簡単にいえば、インフルエンサーにインフルエンスされない自分である。もちろんまだまだインフルエンスされまくってはいるのだが、20代のころ、ビジネス本の1冊1冊に振り回され、あちらこちらで言われていることにヘーヘーと言っていた自分、「SNSでフォロワー数◎◎万人!」ひえ〜と思っていた頃の自分とは明らかに違うなにか。

ただ年をとっただけだろ!と言われても「はい」と答える自信はあるのだが、おそらく歴史を学ぶことで「今」という点を単体で見ることなく、「過去・現在・未来」とつながった線として見れるようになったのかもしれない。

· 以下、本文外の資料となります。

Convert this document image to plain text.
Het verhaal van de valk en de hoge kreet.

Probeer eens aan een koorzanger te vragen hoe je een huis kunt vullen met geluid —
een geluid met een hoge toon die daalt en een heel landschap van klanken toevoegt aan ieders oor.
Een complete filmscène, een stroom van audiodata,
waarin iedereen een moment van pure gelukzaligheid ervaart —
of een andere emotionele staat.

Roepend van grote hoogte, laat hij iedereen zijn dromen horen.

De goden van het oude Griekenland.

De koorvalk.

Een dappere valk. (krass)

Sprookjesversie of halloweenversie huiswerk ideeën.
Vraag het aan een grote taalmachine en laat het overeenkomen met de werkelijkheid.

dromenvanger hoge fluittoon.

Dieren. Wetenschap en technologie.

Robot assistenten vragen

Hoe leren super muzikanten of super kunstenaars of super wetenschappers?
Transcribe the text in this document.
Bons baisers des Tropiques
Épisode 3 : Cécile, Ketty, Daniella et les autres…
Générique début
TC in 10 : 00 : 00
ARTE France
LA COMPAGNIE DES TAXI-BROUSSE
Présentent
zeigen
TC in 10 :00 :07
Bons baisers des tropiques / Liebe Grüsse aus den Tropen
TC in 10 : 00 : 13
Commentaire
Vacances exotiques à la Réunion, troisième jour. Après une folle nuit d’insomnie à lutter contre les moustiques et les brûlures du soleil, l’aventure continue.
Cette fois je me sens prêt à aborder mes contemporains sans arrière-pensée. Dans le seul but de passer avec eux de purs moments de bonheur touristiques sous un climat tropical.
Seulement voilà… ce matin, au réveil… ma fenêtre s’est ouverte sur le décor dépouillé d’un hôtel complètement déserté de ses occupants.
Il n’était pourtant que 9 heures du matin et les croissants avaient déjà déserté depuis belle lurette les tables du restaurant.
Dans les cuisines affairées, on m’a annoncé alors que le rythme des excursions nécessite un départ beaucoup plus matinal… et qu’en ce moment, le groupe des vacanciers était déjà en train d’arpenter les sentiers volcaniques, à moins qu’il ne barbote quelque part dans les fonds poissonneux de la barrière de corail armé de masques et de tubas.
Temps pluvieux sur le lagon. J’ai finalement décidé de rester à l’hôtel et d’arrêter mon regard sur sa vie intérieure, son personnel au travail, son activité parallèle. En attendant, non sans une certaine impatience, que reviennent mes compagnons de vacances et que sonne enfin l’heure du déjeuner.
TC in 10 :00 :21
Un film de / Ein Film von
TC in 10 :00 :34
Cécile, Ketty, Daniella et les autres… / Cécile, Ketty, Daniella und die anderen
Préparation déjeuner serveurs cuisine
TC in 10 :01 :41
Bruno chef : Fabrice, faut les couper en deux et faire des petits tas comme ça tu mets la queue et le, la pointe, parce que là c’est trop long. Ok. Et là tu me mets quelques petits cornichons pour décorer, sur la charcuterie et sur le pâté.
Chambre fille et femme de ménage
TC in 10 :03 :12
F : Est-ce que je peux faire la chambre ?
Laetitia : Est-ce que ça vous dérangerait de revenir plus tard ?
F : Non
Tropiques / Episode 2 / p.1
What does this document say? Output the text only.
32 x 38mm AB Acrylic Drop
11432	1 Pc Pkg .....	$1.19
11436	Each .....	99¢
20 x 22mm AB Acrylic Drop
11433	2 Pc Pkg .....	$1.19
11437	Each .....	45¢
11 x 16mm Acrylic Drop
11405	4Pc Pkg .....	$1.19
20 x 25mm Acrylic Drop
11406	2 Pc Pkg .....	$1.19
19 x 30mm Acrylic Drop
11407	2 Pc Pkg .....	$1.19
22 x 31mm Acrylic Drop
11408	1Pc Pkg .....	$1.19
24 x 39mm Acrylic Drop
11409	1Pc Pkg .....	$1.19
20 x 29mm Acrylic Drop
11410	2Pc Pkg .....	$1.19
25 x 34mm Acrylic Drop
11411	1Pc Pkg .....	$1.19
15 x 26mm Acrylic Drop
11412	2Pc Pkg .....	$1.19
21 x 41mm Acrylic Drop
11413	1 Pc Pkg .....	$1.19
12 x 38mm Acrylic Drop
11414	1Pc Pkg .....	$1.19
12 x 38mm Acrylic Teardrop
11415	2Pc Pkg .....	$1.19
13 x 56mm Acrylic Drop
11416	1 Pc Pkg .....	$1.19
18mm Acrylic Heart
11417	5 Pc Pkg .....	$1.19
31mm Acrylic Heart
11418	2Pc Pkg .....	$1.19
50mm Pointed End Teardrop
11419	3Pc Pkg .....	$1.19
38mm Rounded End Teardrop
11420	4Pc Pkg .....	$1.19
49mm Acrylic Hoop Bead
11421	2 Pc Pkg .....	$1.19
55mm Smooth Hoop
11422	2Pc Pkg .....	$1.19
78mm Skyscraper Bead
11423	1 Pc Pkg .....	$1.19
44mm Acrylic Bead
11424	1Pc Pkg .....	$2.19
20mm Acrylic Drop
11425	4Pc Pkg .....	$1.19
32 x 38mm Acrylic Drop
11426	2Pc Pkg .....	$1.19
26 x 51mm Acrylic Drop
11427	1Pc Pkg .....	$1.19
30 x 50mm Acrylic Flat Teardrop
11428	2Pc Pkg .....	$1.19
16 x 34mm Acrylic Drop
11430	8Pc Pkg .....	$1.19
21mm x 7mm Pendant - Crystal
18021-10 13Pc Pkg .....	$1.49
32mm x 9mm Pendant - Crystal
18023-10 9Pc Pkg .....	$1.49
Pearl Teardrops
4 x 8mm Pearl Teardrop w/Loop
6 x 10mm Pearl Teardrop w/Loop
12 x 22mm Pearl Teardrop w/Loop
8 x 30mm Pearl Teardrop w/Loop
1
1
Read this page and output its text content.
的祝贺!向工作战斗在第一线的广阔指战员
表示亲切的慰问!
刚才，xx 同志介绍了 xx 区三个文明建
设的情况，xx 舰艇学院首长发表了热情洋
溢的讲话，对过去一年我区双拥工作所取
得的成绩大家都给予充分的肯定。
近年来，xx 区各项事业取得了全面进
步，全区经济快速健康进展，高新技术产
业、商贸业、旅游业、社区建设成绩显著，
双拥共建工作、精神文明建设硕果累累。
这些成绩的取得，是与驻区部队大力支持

たとえば第一次大戦時、日本では多くの成金が生まれた。今でこそ「成金」と言って皮肉めいた呼び方ができるのだが、もし歴史的な視点がなければ「成金」は「成金」ではなく、圧倒的成功者である。数年前のぼくは、圧倒的成功者を前にして自分を凡人だと確認し、ひれ伏すしかなった。
でも、歴史を学ぶことで、「圧倒的成功者」の後ろにあった光が消えていった。恐れ多いと思う理由となっていたあの光は、市販で買えるライトの光だったのである。

とはいえ、まだこれは仮設というか、ひとつの思いつきにすぎない。まだまだ模索の旅はつづく。

ヒトはなぜ学ぶのか?本日の結論は、「インフルエンサーにたやすくインフルエンスされない」ため、でした。いや、でもこれだと歴史の場合に限られてしまう…。